Trump tweeted: “The fake news media is going crazy with their conspiracy theories and blind hatred. @MSNBC & @CNN are unwatchable. @foxandfriends is great!” Followed by: “This Russian connection non-sense is merely an attempt to cover-up the many mistakes made in Hillary Clinton's losing campaign.” Before adding, “Information is being illegally given to the failing @nytimes & @washingtonpost by the intelligence community (NSA and FBI?).Just like Russia.”
He stopped there, right? No. No, he did not.
Trump went on, saying at a press conference Wednesday morning: “Michael Flynn—General Flynn—is a wonderful man. I think he has been treated very, very unfairly by the media. As I call it, the fake media in many cases. And I think it's really a sad thing that he was treated so badly.” At the same press conference, Mr. Trump refused to answer any questions posited by the press, except from two organizations: the right-wing website, Townhall.com, and the Christian Broadcasting Network.
Trump is great at doing one thing: repeating lies so often that many see no other recourse than to believe them.
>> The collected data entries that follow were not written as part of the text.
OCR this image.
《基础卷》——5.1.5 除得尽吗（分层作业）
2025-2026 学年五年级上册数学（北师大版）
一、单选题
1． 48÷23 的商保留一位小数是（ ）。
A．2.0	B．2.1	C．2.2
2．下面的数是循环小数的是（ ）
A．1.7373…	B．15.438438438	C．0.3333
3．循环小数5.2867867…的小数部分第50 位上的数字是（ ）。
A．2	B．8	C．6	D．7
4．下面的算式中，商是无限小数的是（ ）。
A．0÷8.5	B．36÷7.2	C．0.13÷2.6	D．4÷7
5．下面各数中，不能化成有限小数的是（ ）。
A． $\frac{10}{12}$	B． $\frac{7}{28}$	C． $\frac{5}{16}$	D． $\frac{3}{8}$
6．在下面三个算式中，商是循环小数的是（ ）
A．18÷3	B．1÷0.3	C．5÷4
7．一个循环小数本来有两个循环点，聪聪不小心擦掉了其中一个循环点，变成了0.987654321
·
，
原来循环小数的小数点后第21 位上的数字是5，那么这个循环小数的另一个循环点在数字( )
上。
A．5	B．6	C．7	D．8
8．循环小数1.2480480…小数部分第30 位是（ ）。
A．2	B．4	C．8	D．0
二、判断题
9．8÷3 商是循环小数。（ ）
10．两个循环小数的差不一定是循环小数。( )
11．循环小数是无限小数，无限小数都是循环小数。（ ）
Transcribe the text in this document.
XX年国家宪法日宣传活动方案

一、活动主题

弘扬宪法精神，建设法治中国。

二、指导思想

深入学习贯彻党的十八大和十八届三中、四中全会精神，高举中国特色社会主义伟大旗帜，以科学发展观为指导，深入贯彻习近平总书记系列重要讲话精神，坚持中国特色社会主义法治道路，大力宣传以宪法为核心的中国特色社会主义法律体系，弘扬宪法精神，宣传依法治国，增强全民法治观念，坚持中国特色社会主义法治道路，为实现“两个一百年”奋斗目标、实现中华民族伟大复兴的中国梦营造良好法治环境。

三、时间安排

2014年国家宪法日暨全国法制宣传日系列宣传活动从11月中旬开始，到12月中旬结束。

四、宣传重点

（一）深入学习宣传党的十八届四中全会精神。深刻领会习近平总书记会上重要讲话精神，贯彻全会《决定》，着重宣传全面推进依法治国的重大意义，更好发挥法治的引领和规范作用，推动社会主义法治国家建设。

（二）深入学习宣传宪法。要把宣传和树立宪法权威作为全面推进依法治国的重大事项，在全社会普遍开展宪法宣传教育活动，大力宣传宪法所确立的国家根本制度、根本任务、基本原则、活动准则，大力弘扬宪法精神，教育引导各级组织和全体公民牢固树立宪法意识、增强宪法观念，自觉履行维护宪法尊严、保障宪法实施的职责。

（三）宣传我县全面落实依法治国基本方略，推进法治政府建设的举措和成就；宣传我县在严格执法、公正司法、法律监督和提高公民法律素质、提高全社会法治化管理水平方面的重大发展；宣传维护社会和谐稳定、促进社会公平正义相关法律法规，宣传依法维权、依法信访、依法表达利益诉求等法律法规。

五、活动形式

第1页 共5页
This is a dangerous time for our media. But they ought not to panic—not yet, at least. News outlets should be in place as a checks and balances medium, strictly designed to report the facts and ask the tough questions. And as soon as people—specifically the president—feel threatened by those questions, The New York Times, Washington Post, The Huffington Post, POLITICO, Reuters, the Associated Press, and the hundreds of other media outlets should feel they're finally getting somewhere. After all, it’s far too dangerous to live in a world where Mr. Trump and his cronies abide by the adage: “It’s not a lie, if you believe it.”